Bundesgerichtshof
Urt. v. 14.11.1989, Az.: XI ZR 97/88
Sparkasse; Scheckeinzug; Gutschrift; Sicherungseigentum; Pfandrecht; Girovertrag; Anspruch auf Gutschrift; Inkassoerlös; Schuldsaldo
Bibliographie
- Gericht
- BGH
- Datum
- 14.11.1989
- Aktenzeichen
- XI ZR 97/88
- Entscheidungsform
- Urteil
- Referenz
- WKRS 1989, 13369
- Entscheidungsname
- [keine Angabe]
- ECLI
- [keine Angabe]
Rechtsgrundlage
- Nr. 21 AGB Spark
Fundstellen
- BB 1990, 97-98 (Volltext mit amtl. LS)
- DB 1990, 216-217 (Volltext mit amtl. LS)
- Häuser, WM 90, 1184
- MDR 1990, 544-545 (Volltext mit amtl. LS)
- NJW-RR 1990, 366-367 (Volltext mit amtl. LS)
- VuR 1990, 198 (amtl. Leitsatz)
- WM 1990, 6-8 (Volltext mit amtl.
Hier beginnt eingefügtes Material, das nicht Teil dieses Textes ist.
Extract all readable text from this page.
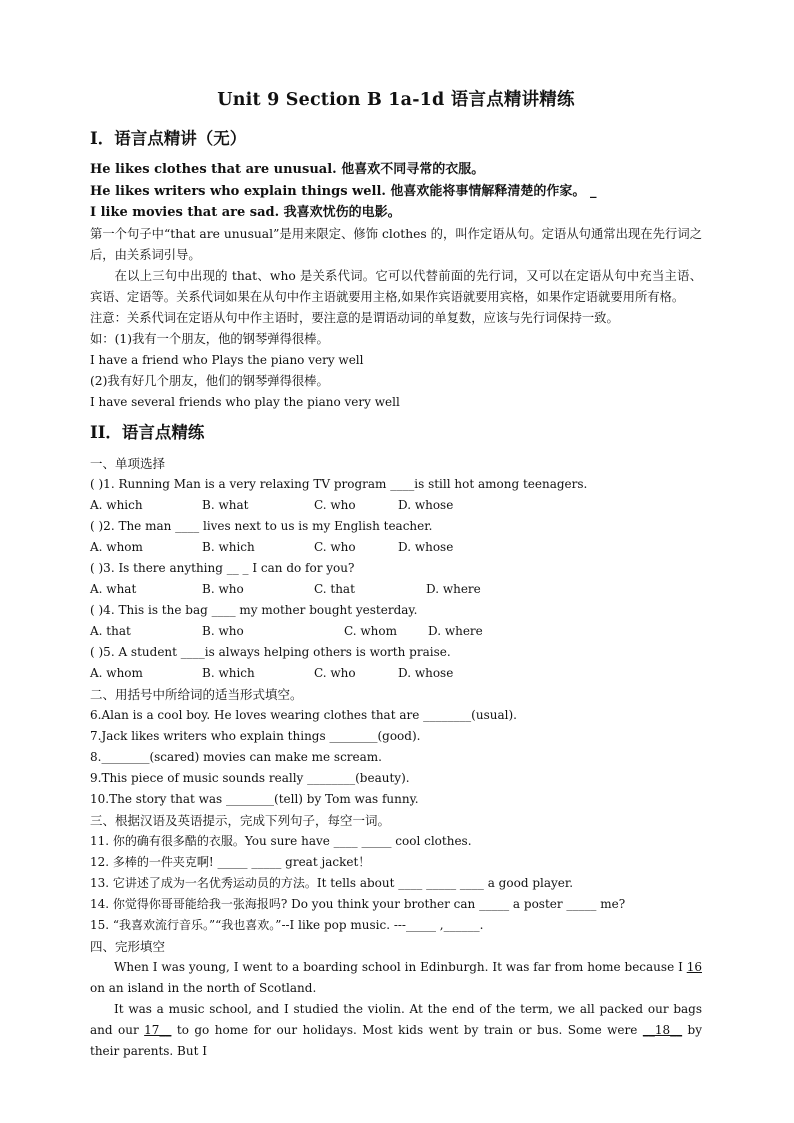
Unit 9 Section B 1a-1d 语言点精讲精练
I．语言点精讲（无）
He likes clothes that are unusual. 他喜欢不同寻常的衣服。
He likes writers who explain things well. 他喜欢能将事情解释清楚的作家。 _
I like movies that are sad. 我喜欢忧伤的电影。
第一个句子中“that are unusual”是用来限定、修饰 clothes 的，叫作定语从句。定语从句通常出现在先行词之后，由关系词引导。
在以上三句中出现的 that、who 是关系代词。它可以代替前面的先行词，又可以在定语从句中充当主语、宾语、定语等。关系代词如果在从句中作主语就要用主格,如果作宾语就要用宾格，如果作定语就要用所有格。
注意：关系代词在定语从句中作主语时，要注意的是谓语动词的单复数，应该与先行词保持一致。
如：(1)我有一个朋友，他的钢琴弹得很棒。
I have a friend who Plays the piano very well
(2)我有好几个朋友，他们的钢琴弹得很棒。
I have several friends who play the piano very well
II．语言点精练
一、单项选择
( )1. Running Man is a very relaxing TV program ____is still hot among teenagers.
A. which	B. what	C. who	D. whose
( )2. The man ____ lives next to us is my English teacher.
A. whom	B. which	C. who	D. whose
( )3. Is there anything __ _ I can do for you?
A. what	B. who	C. that	D. where
( )4. This is the bag ____ my mother bought yesterday.
A. that	B. who	C. whom	D. where
( )5. A student ____is always helping others is worth praise.
A. whom	B. which	C. who	D. whose
二、用括号中所给词的适当形式填空。
6.Alan is a cool boy. He loves wearing clothes that are ________(usual).
7.Jack likes writers who explain things ________(good).
8.________(scared) movies can make me scream.
9.This piece of music sounds really ________(beauty).
10.The story that was ________(tell) by Tom was funny.
三、根据汉语及英语提示，完成下列句子，每空一词。
11. 你的确有很多酷的衣服。You sure have ____ _____ cool clothes.
12. 多棒的一件夹克啊! _____ _____ great jacket！
13. 它讲述了成为一名优秀运动员的方法。It tells about ____ _____ ____ a good player.
14. 你觉得你哥哥能给我一张海报吗? Do you think your brother can _____ a poster _____ me?
15. “我喜欢流行音乐。”“我也喜欢。”--I like pop music. ---_____ ,______.
四、完形填空
When I was young, I went to a boarding school in Edinburgh. It was far from home because I 16 on an island in the north of Scotland.
It was a music school, and I studied the violin. At the end of the term, we all packed our bags and our 17__ to go home for our holidays. Most kids went by train or bus. Some were __18__ by their parents. But I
LS)
- ZIP 1990, 368-369
Amtlicher Leitsatz
1. Eine Sparkasse, der ein Scheck zum Einzug und zur Gutschrift des Erlöses auf dem Konto eines Dritten eingereicht wird, erlangt weder Sicherungseigentum noch ein Pfandrecht an dem Scheck, auch wenn das Girokonto des Einreichers einen Schuldsaldo aufweist.
2. Wird das Konto des Begünstigten bei der mit dem Scheckeinzug beauftragten Sparkasse geführt, entsteht für diesen aufgrund seines Girovertrages ein Anspruch auf Gutschrift des Erlöses, sobald die Sparkasse Deckung für den Inkassoerlös erlangt.